Tree Estimated Numbers

·         14,000,000 - approximate number of all trees in Douglas County. It is estimated that 1.9% of these trees are Ash (USDA data) 

·         130,000 - approximate number of all trees in Lawrence, public and residential. (GIS data)

·         30,000 - approximate number of publicly owned and managed trees, all types, on right of ways and in parks in the City of Lawrence (GIS data).

·         3200 - estimated number of publicly owned and managed Ash trees on right of ways and in parks in the City of Lawrence. Tree Survey needs to be completed to get an accurate count.

·         Unknown is the number of privately owned Ash trees in Lawrence and Douglas County that will need to be removed and disposed of.


Current Forestry Program


EAB Management Plan Highlights

a.    Action plan:   develop website, brochures, door hangers and training to educate public.  Update city code to include EAB as an invasive species, set up an abatement process for dead hazardous trees and sanitation on private property.   Provide funds for enforcement.


Staff Recommendation

The attached spreadsheet details cost estimates for three management options.

1)    Option #1 - The City hires three (3) additional full-time staff, and additional part-time staff to perform tree inventories, chemical treatments, tree removals and tree plantings, and public outreach associated with the EAB management plan. This plan allows us to move from our current 400 removals a year to 800 removals a year with City staff. Then allows for a three year surge using contracted tree companies to increase removals by an additional 200 tree per year in 2018-2020. This plan will also increase our tree planting from 650 per year to 1150 per year.  This plan will minimize the impact to the urban forest, with targeted removal of Ash trees and scheduled replacements with preferred species of trees in high visibility areas.

2)    Option #2 - The City hires one (1) additional full-time position to act as a contract manager. This person would oversee the program by performing public outreach  and hiring local tree contractors to perform all items included in option #1 (tree inventory, chemical treatments, tree removals, tree planting and forestry disposal services). This plan will also minimize the impact to the urban forest. However the cost is higher than option #1.

3)    Option #3 - The City hires a contract manager to coordinate the removal of dead Ash trees as they appear over the next 6-8 years. With little or no resources being allocated to treatment or replacement of these trees. This option is not recommended due its higher program cost, the depletion of the urban forest, the unpredictability of the pest population and increased public risk related to tree mortality.


Staff recommends implementation, and funding, of Option #1 beginning in April of 2016.  Chemical treatments will need to begin this spring to prevent damage to high value tree.
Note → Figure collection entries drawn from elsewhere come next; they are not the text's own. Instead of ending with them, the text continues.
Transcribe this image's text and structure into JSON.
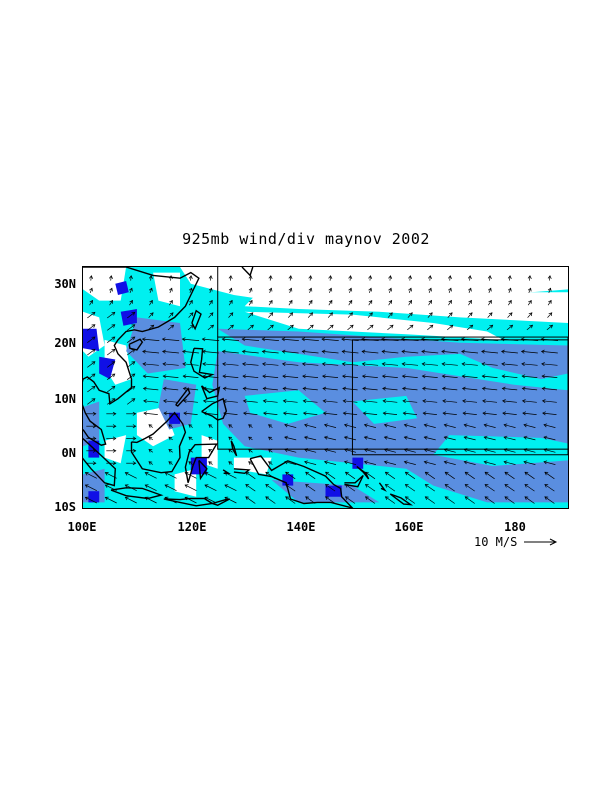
{
  "title": "925mb wind/div maynov 2002",
  "y_axis_labels": [
    "30N",
    "20N",
    "10N",
    "0N",
    "10S"
  ],
  "x_axis_labels": [
    "100E",
    "120E",
    "140E",
    "160E",
    "180"
  ],
  "reference_vector": {
    "label": "10 M/S",
    "speed": 10
  },
  "map_extent": {
    "lon_min": 100,
    "lon_max": 190,
    "lat_min": -10,
    "lat_max": 33
  },
  "colors": {
    "light_convergence": "#00f0f0",
    "moderate_convergence": "#5a8ee0",
    "strong_convergence": "#1010e6",
    "coastline": "#000000",
    "vectors": "#000000"
  }
}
New staff will also begin removal and replacement of trees in June.  Eventually all ash trees will be removed and replaced, but we want this to happen in managed system over 8-10 years so that it will not impact the overall appearance of the City.
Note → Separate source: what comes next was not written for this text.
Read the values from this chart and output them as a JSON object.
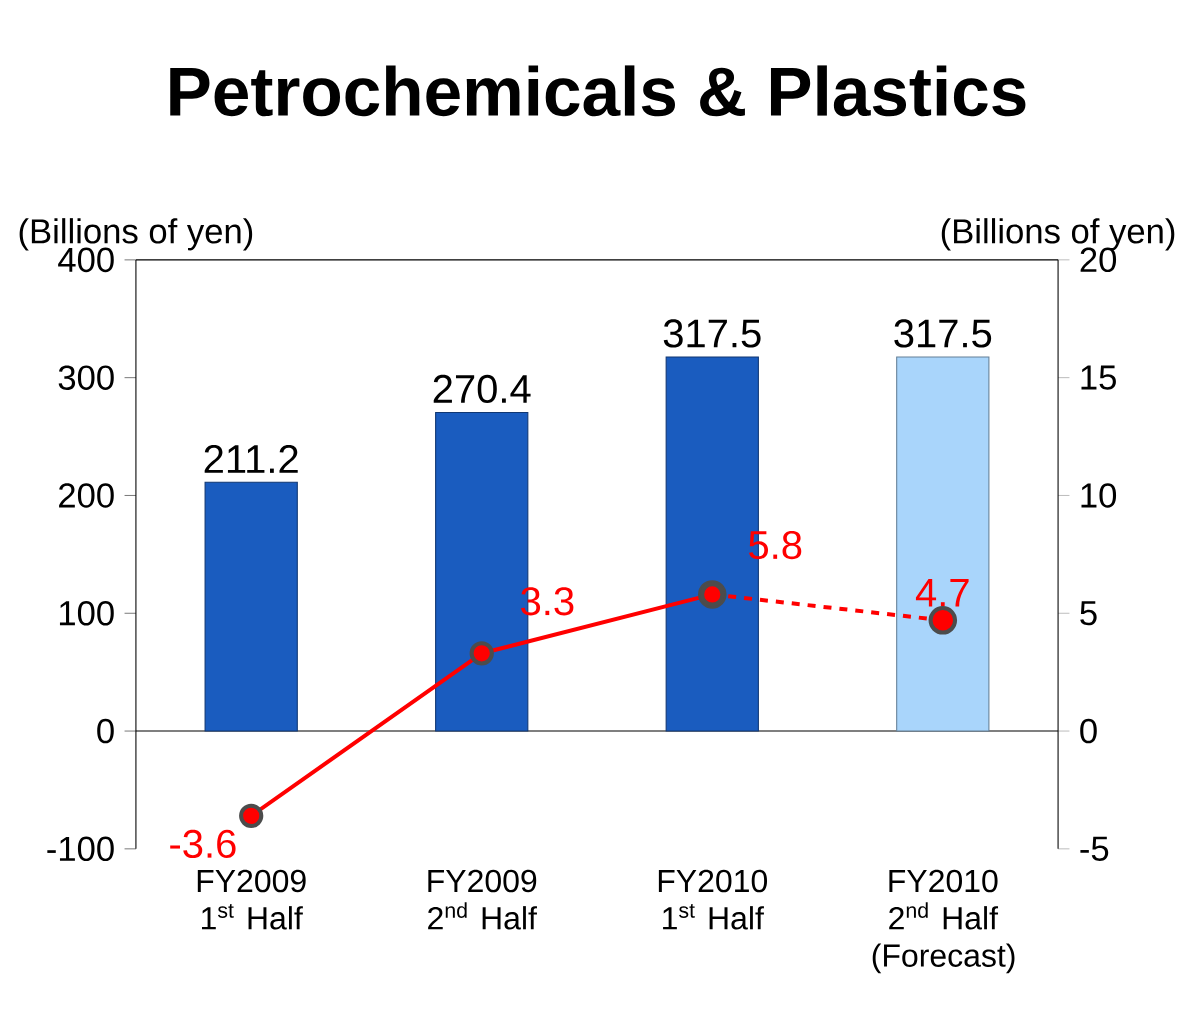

Funds were not allocated for this program in the 2016 Parks & Recreation Budget. The $238,540 needed to begin implementation of the Option #1 management plan for 2016 will need to come from unallocated reserves funds. A mid-year budget amendment would need to be made reallocating funds for this program. Future budget requests will be submitted through the Capital Improvement Plan and budget process to continue the program though the year 2023


Action Requested

Authorize the Parks & Recreation staff to implement Option #1 of the Emerald Ash Borer Management Plan and authorize additional expenditures from the Sales Tax Reserve Fund in the amount of $238,540 for 2016.